Décryptage d’un impérialisme juridique

Considérations sur l’extraterritorialité de la législation américaine.

Le nouveau locataire de la Maison-Blanche sera désigné mardi prochain, 8 novembre 2016. Quelle que soit l’issue de cette élection, le Vieux-Continent continuera-t-il de subir la volonté de Washington  ? Il apparaît «  nécessaire de faire valoir auprès des États-Unis que certaines pratiques sont devenues abusives et que la France ne les acceptera plus  », martèle une mission parlementaire présidée par Pierre Lellouche.

Américain par accident

En cause  : «  l’extraterritorialité de la législation américaine  ». BNP-Paribas en a fait les frais voilà deux ans, pour avoir violé des embargos financiers décrétés outre-Atlantique contre Cuba, l’Iran ou le Soudan. Alors qu’Alstom était poursuivi pour corruption, peut-être cette procédure a-t-elle contribué au rachat de sa branche énergie par General Electric. Quant aux Français nés aux États-Unis, américains par accident, l’oncle Sam leur fait les poches  ; afin d’échapper à un impôt ubuesque, ils peuvent certes renoncer à la nationalité américaine, mais encore faut-il y mettre le prix  : «  potentiellement 15 000, voire 20 000 euros  », selon Karine Berger, rapporteur.

La fronde du Congrès

Ces exemples sont-ils la traduction d’un impérialisme délibéré  ? Comme l’observent les députés, «  les États-Unis ont une « politique juridique extérieure », ce qui n’est sans doute pas le cas de la plupart des autres États  ». Ils n’en sont pas moins fragilisés par leurs faiblesses institutionnelles  : ainsi que le rapporte la mission d’information, «  l’un des meilleurs moyens pour le Congrès de bloquer la politique étrangère de l’exécutif […] est d’adopter des lois qui, par leur portée extraterritoriale, sont de nature à empêcher cette politique d’atteindre ses objectifs  » – comme avec l’accord de juillet 2015 sur le nucléaire iranien. Au printemps dernier, Jack Lew, secrétaire au Trésor, s’est lui-même inquiété de ces dérives  : «  toutes les critiques habituelles en Europe sont présentes dans la bouche du ministre américain  », soulignent les parlementaires  : «  les risques diplomatiques et économiques, l’agacement qui touche même les proches alliés, le risque de remise en cause du rôle du dollar  ».
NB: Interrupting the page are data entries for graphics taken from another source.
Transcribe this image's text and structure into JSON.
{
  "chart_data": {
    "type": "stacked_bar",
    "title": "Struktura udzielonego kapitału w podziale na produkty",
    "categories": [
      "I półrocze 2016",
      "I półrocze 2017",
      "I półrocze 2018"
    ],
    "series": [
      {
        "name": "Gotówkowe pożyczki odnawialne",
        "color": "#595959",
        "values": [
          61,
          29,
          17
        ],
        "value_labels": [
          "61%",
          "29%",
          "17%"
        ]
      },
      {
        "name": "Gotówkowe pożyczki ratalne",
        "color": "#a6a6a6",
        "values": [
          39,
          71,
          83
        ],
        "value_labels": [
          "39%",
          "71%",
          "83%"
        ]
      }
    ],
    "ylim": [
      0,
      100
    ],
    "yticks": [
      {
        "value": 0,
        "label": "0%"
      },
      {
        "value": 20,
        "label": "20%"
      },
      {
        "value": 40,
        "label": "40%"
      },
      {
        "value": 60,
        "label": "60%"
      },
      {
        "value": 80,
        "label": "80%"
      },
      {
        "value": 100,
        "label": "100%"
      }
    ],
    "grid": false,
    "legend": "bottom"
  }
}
Les autorités américaines «  sont prêtes à la coopération internationale si leurs interlocuteurs répriment efficacement et sévèrement la corruption  », croient savoir les députés. Il est vrai que «  d’après les statistiques de l’OCDE sur la répression de la corruption transnationale, la justice américaine est indéniablement beaucoup plus « activiste » que celles de la plupart des pays européens  ». La France semble décidée à changer la donne, comme en témoigne le projet de loi «  relatif à la transparence, à la lutte contre la corruption et à la modernisation de la vie économique  ». Il est question, notamment, d’introduire en droit français un mécanisme de transaction pénale. D’ores et déjà, la collaboration transatlantique se trouve facilitée par le parquet national financier, créé en 2014. Mais quand elles répondent aux sollicitations de la justice américaine, les entreprises françaises sont censées le faire sous le contrôle des autorités nationales, en application de la loi du 26 juillet 1968 (dite «  loi de blocage  »).

Culture du renseignement

De toute façon, «  la mission considère que la seule coopération ne permettra pas de résoudre les problèmes apparus depuis quelques années  ». Autrement dit, «  un rapport de force doit être instauré  ». Ses membres jugent «  nécessaire que notre pays dispose en matière de renseignement économique d’outils permettant, sinon d’être « à armes égales » avec les services américains […], du moins d’être plus crédible  ». Or, rapporté au PIB, l’effort de renseignement français serait sept fois moindre que l’effort américain. «  Au-delà même de la question de la très grande disparité des moyens […], les travaux de la mission ont mis en lumière une différence de culture considérable, pour le moment, entre les États-Unis et notre pays  », concluent les parlementaires. Il pourrait même «  falloir dix ou quinze ans pour parvenir en France au même degré de collaboration et de partage de l’information économique entre services (notamment de renseignement et des grandes administrations économiques et financières) qu’aux États-Unis  ». Vaste chantier en perspective.

Grégoire Dubost

Paru dans l'Action Française 2000 n° 2942 du 03 Novembre 2016.